When we have a perceived tight spot in our thigh for example and we do some squats and feel very conscious of it as we move, it can affect the way we perform the movement. If we go and roll it out for a while we have given it a controlled dose of pain beyond that which we feel when we squat and so when we return to squatting the feeling is dampened and the perception is that we have loosened up.
Most recent studies will point to this neurophysiological effect like Vigotsky et al 2015 and most notably by Biolsky et al 2009 “a mechanical force is necessary to initiate a chain of neurophysiological responses which produce the outcomes associated with MT.”
MT in this case is manual therapy, foam rolling is just self-manual therapy.
“Additionally, variables such as placebo, expectation, and psychosocial factors may be pertinent in the mechanisms of MT”
Other areas where you might see reports of purported benefits due to Foam Rolling is in muscle and performance recovery. Something that is key to those studies is how they measure these markers of recovery. If you have been paying attention up to this point this part will be easy to grasp.
A study often pointed to in defense of the foam roller, used DOMS (delayed onset muscle soreness) as a marker of muscle recovery. What they did was push into people legs until the person said “ouch”. They measured how long it took the person to say “ouch” before and after using the foam roller and after exercise that produced DOMS (24 hrs after, 48 hours after and 72 hours after). After using the foam roller people tended to say “ouch” when more pressure was applied than before. Well, duhh… This just proves we have learned pain thresholds. I bet having a baby hurts more the first time round too in most cases.
The study design itself was rather wonky anyway and I won’t labour you with the details.
With the smokescreen of myofascial nonsense cleared up, we can get in to how to use foam rolling to reap its benefits.
Range of motion is what we care about.
1 minute rolling, 30 seconds rest and another 1 minute rolling has been shown (here,here and here) sufficient to produce significant increases in range of motion.
Since these effects don’t actually impact the tissues (as we discussed ad nauseum before) and in the act of foam rolling we do not move through a full range of motion, it is evident that the effects are not long lasting.
Studies have also shown this to occur with no negative impact on strength.
We also have to understand that we can get pretty much the same effects just by warming up with dynamic stretching.
This brings us to the crux of the issue.
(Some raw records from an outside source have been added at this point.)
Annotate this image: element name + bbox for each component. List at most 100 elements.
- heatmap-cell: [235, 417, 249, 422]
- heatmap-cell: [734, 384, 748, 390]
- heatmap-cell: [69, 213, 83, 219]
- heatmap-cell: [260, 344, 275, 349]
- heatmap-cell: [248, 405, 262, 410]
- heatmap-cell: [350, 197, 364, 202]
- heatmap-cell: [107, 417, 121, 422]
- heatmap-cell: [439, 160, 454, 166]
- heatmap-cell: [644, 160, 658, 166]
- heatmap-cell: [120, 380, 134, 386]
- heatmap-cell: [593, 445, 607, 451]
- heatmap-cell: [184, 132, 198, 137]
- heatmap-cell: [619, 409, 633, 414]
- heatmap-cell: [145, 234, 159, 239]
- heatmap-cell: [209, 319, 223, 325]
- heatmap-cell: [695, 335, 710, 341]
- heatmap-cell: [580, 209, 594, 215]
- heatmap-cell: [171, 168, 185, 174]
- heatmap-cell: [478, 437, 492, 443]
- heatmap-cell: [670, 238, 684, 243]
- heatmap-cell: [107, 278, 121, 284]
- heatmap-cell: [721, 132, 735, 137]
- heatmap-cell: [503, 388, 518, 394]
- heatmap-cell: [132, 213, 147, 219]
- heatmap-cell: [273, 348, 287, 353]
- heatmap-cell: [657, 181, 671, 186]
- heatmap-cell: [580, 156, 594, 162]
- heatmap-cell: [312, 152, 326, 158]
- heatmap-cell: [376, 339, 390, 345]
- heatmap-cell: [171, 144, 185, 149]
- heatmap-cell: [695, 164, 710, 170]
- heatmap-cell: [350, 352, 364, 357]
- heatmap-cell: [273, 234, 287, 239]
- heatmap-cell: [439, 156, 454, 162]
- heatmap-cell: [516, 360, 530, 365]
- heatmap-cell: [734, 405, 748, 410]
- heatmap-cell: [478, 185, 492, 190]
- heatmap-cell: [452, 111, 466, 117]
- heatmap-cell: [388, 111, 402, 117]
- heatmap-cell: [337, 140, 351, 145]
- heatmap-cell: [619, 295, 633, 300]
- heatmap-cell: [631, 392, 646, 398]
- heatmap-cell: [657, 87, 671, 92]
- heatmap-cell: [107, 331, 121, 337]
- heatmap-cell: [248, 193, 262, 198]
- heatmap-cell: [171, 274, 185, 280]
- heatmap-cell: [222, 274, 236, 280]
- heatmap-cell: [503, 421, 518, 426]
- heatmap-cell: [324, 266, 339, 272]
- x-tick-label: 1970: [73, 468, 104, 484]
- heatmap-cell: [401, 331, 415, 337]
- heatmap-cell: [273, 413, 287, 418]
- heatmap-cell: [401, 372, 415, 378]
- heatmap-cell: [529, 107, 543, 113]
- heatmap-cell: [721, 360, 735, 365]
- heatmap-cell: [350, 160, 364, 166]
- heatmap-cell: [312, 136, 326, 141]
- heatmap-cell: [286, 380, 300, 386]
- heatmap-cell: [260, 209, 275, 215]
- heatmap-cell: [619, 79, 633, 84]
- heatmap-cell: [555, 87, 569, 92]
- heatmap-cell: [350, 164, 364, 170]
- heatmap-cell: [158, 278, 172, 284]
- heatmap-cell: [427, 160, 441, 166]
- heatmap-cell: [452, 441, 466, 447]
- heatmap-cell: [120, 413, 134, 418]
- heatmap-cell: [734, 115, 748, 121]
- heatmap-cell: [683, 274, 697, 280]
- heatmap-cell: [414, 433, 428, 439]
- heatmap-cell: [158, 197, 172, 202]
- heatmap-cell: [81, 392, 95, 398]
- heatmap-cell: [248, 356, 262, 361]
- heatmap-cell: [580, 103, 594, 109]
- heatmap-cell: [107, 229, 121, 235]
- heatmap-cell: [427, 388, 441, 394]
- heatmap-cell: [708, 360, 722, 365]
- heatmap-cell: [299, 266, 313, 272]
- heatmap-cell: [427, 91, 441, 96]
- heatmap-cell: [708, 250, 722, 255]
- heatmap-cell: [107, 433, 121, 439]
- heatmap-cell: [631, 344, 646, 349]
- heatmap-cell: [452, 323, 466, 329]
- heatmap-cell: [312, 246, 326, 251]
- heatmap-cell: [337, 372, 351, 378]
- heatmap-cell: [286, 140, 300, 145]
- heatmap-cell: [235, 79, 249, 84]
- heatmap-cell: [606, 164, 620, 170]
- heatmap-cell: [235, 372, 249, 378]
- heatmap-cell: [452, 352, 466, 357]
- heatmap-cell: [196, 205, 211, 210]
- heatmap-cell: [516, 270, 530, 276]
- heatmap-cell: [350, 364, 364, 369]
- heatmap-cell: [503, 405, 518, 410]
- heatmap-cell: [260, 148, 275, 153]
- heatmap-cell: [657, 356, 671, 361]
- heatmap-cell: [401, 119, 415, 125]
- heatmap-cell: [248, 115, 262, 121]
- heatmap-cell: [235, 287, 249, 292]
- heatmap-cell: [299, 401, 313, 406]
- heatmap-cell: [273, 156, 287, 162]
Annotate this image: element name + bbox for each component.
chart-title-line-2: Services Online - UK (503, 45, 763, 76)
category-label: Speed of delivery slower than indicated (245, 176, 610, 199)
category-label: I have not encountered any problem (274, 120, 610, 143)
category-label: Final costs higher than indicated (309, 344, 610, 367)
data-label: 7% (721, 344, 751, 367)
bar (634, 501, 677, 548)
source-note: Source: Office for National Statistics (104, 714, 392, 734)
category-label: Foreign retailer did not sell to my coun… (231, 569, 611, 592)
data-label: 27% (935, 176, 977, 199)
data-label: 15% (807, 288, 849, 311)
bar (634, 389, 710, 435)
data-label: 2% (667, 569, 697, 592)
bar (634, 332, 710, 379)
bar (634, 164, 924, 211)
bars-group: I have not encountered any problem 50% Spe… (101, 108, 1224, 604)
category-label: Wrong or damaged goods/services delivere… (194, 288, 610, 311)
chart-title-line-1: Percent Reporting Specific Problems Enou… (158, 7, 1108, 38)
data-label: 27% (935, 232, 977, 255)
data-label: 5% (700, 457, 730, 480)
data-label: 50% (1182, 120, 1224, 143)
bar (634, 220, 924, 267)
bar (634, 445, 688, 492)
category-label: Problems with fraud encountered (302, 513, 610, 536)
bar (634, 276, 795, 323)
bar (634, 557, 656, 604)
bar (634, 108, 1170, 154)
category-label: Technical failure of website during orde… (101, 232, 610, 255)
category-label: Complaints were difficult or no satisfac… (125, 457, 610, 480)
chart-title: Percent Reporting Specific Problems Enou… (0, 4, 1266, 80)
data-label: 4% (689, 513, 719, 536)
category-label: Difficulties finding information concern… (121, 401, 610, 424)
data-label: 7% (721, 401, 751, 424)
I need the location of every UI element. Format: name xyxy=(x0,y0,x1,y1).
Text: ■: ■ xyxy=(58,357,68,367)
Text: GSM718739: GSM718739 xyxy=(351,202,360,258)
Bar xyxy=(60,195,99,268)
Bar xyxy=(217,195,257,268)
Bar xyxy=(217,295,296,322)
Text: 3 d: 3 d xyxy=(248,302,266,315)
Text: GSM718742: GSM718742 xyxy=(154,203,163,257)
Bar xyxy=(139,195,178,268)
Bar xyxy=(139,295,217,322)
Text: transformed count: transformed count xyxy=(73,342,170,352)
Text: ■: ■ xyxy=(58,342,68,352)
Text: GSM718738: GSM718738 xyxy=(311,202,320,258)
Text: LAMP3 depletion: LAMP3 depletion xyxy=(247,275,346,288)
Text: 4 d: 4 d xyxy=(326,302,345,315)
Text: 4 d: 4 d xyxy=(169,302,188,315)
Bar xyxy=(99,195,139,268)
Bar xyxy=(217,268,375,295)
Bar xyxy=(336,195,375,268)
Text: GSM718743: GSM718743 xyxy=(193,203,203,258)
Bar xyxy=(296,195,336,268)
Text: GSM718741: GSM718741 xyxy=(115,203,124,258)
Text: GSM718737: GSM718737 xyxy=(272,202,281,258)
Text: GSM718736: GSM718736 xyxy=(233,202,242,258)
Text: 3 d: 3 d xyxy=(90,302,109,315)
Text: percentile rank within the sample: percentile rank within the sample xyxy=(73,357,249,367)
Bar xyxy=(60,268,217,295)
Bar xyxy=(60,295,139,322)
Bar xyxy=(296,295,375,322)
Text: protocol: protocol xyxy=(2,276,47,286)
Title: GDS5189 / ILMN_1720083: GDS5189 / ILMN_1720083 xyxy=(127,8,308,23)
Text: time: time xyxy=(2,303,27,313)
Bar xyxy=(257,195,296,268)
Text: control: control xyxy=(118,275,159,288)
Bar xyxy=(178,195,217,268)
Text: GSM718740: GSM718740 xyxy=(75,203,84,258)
Why are we foam rolling?
If it is to increase range of motion then we need to use it to its best advantage.
Resistance training through a full range of motion improves flexibility
If we can do enough of a warm up, permitting us to hit our key positions in our resistance training, having a larger range of motion allows us to strengthen more muscle fibers, stretch under load and actually impact our tissues in a positive way.
We are talking good old fashioned squats, lunges, Romanian deadlifts, overhead presses, walking lunges etc.
Use the foam roller sparingly and use it to enhance other full range movement, not as a stand alone practice.